Carbon monoxide stimulates insulin release and propagates Ca2+ signals between pancreatic β-cells

Abstract

A key question for understanding the mechanisms of pulsatile insulin release is how the underlying β-cell oscillations of the cytoplasmic Ca2+ concentration ([Ca2+]i) are synchronized within and among the islets in the pancreas. Nitric oxide has been proposed to coordinate the activity of the β-cells by precipitating transients of [Ca2+]i. Comparing ob/ ob mice and lean controls, we have now studied the action of carbon monoxide (CO), another neurotransmitter with stimulatory effects on cGMP production. A strong immunoreactivity for the CO-producing constitutive heme oxygenase (HO-2) was found in ganglionic cells located in the periphery of the islets and in almost all islet endocrine cells.
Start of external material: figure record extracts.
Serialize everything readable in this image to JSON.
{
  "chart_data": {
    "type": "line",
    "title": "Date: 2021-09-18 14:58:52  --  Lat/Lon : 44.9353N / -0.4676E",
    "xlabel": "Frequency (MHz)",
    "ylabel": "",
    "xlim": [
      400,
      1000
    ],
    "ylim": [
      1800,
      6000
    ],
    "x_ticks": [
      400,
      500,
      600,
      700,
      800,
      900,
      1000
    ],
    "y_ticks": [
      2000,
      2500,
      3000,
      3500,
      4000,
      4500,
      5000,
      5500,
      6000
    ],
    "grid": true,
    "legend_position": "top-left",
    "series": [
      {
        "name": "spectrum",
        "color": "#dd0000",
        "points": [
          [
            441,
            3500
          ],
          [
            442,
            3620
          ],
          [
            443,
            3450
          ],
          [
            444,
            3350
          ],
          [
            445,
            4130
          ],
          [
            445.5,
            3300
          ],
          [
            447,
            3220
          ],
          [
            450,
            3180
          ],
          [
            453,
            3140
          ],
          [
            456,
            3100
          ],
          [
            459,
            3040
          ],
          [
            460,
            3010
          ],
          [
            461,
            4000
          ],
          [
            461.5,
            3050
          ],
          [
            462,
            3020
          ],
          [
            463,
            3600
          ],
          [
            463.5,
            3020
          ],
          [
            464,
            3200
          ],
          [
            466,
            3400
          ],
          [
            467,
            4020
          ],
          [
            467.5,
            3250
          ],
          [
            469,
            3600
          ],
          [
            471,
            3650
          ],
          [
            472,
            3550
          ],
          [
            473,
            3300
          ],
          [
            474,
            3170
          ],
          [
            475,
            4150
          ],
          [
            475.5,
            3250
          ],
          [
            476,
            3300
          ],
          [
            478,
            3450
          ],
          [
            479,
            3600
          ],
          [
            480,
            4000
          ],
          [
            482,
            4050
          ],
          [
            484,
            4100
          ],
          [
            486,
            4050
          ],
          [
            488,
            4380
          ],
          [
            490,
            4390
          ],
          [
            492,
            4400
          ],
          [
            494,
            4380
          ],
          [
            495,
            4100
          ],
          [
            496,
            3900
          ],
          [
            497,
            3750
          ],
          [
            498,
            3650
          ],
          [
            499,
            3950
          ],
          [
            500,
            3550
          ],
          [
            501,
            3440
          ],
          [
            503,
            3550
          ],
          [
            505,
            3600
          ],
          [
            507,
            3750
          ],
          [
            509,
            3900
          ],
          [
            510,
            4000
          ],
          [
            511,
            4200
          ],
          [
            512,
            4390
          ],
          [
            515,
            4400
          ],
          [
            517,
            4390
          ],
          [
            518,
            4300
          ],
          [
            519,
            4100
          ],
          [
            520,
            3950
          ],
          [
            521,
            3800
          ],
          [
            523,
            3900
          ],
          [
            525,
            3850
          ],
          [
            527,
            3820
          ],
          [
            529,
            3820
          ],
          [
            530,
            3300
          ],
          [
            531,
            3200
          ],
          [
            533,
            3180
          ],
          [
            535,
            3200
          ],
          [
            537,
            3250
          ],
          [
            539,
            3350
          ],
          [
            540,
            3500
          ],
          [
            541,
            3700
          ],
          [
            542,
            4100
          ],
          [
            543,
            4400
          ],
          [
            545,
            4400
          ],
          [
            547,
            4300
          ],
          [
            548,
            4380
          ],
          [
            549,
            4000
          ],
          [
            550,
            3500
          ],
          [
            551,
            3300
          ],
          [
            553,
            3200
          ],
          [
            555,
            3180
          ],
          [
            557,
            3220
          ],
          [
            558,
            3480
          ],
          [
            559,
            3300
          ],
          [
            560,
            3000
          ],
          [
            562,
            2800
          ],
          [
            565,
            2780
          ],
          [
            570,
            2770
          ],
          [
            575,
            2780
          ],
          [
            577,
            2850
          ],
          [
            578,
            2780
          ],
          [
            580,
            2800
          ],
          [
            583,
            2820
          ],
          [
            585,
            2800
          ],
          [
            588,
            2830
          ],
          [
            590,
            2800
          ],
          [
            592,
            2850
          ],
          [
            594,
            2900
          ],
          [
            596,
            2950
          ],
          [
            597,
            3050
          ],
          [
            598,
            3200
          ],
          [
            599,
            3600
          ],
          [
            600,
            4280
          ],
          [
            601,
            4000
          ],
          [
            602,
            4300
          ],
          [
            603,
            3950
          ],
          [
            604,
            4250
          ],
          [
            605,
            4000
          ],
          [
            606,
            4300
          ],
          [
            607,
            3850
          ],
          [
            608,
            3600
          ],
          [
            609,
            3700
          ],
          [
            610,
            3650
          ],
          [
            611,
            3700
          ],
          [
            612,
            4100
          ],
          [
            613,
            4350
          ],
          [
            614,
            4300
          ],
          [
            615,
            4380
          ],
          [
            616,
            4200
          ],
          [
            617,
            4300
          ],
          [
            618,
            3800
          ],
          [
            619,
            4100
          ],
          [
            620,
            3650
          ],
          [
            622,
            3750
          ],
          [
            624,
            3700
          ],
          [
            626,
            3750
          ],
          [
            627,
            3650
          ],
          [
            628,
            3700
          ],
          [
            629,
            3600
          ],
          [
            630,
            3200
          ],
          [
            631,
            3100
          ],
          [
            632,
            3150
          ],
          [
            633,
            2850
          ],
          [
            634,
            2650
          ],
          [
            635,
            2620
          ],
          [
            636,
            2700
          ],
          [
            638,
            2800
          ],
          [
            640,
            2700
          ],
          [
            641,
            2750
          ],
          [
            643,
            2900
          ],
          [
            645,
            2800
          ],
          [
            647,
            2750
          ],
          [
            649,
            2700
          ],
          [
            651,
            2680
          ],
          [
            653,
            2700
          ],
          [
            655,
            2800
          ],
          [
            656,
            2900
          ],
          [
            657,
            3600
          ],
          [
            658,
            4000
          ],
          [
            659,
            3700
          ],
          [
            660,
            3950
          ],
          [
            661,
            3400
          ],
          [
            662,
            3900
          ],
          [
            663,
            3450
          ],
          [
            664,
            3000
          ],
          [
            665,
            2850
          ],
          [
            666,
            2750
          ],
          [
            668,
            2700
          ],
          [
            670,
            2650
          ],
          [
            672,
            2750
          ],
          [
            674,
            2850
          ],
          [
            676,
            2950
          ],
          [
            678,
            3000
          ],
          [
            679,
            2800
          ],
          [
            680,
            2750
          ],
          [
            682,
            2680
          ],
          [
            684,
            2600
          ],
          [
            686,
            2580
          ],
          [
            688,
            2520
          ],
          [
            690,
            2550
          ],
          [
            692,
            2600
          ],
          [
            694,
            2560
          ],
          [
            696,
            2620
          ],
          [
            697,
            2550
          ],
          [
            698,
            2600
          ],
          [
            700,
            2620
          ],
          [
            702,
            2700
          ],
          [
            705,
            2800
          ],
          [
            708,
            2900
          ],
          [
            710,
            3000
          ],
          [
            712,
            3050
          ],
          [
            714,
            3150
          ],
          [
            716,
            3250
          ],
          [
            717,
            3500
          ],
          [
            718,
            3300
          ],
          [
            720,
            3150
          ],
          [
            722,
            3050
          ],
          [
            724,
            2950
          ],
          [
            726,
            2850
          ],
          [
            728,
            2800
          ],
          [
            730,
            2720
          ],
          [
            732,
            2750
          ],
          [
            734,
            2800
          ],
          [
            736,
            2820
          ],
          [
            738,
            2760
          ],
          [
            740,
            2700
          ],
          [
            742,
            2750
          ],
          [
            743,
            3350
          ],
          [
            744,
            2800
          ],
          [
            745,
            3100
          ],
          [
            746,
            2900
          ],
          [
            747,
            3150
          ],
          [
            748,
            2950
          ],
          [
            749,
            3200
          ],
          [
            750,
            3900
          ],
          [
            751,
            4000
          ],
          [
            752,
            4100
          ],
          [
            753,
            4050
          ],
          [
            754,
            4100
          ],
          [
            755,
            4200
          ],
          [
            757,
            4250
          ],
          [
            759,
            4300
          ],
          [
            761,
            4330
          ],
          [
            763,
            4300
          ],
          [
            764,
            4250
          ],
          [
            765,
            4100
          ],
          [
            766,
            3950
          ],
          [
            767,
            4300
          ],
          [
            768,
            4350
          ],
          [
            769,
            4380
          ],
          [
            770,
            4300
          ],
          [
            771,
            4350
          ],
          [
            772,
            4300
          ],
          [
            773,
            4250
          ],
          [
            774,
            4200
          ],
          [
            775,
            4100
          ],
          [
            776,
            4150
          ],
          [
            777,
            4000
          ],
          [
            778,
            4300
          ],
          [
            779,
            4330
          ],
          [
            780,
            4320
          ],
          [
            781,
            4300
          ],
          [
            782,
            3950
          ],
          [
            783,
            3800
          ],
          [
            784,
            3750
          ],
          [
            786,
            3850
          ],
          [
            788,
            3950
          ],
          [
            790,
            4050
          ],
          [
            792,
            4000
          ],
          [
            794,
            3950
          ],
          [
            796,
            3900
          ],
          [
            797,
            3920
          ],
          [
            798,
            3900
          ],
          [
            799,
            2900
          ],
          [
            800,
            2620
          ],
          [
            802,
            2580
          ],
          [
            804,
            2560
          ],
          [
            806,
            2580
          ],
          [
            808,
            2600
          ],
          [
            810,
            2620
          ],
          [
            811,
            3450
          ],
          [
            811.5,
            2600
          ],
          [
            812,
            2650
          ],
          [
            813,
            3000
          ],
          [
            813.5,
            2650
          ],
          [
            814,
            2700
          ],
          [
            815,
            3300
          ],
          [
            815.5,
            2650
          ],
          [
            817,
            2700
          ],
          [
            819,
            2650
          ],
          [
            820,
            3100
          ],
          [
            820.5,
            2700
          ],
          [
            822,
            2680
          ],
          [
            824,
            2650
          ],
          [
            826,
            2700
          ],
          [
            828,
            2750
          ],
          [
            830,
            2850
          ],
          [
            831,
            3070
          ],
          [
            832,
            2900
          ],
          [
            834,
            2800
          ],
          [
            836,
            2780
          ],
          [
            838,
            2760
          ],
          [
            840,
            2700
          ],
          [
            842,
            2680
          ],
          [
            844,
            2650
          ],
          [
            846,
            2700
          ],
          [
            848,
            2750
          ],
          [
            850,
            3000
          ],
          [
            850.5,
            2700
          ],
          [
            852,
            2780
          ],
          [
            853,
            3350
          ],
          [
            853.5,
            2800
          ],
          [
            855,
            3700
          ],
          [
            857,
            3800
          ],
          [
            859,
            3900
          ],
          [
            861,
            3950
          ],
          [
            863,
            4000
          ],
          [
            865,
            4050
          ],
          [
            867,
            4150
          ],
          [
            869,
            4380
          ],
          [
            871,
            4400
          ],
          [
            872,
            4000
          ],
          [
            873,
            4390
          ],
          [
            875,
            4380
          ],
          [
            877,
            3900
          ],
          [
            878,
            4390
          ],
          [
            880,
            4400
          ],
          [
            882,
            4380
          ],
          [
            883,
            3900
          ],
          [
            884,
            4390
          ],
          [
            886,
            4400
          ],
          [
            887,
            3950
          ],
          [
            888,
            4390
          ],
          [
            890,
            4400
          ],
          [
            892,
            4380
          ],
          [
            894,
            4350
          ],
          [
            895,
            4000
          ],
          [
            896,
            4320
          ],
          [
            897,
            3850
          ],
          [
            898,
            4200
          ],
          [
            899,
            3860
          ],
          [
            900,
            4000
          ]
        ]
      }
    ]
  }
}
Islets from ob/ ob mice had sixfold higher generation of CO (1 nmol · min–1 · mg protein–1) than the lean controls. This is 100-fold the rate for their constitutive production of NO. Moreover, islets from ob/ ob mice showed a threefold increase in HO-2 expression and expressed inducible HO (HO-1). The presence of an excessive islet production of CO in the ob/ ob mouse had its counterpart in a pronounced suppression of the glucose-stimulated insulin release from islets exposed to the HO inhibitor Zn-protoporhyrin (10 μM) and in a 16 times higher frequency of [Ca2+]i transients in their β-cells. Hemin (0.1 and 1.0 μM), the natural substrate for HO, promoted the appearance of [Ca2+]i transients, and 10 μM of the HO inhibitors Zn-protoporphyrin and Cr-mesoporphyrin had a suppressive action both on the firing of transients and their synchronization. It is concluded that the increased islet production of CO contributes to the hyperinsulinemia in ob/ ob mice. In addition to serving as a positive modulator of glucose-stimulated insulin release, CO acts as a messenger propagating Ca2+ signals with coordinating effects on the β-cell rhythmicity.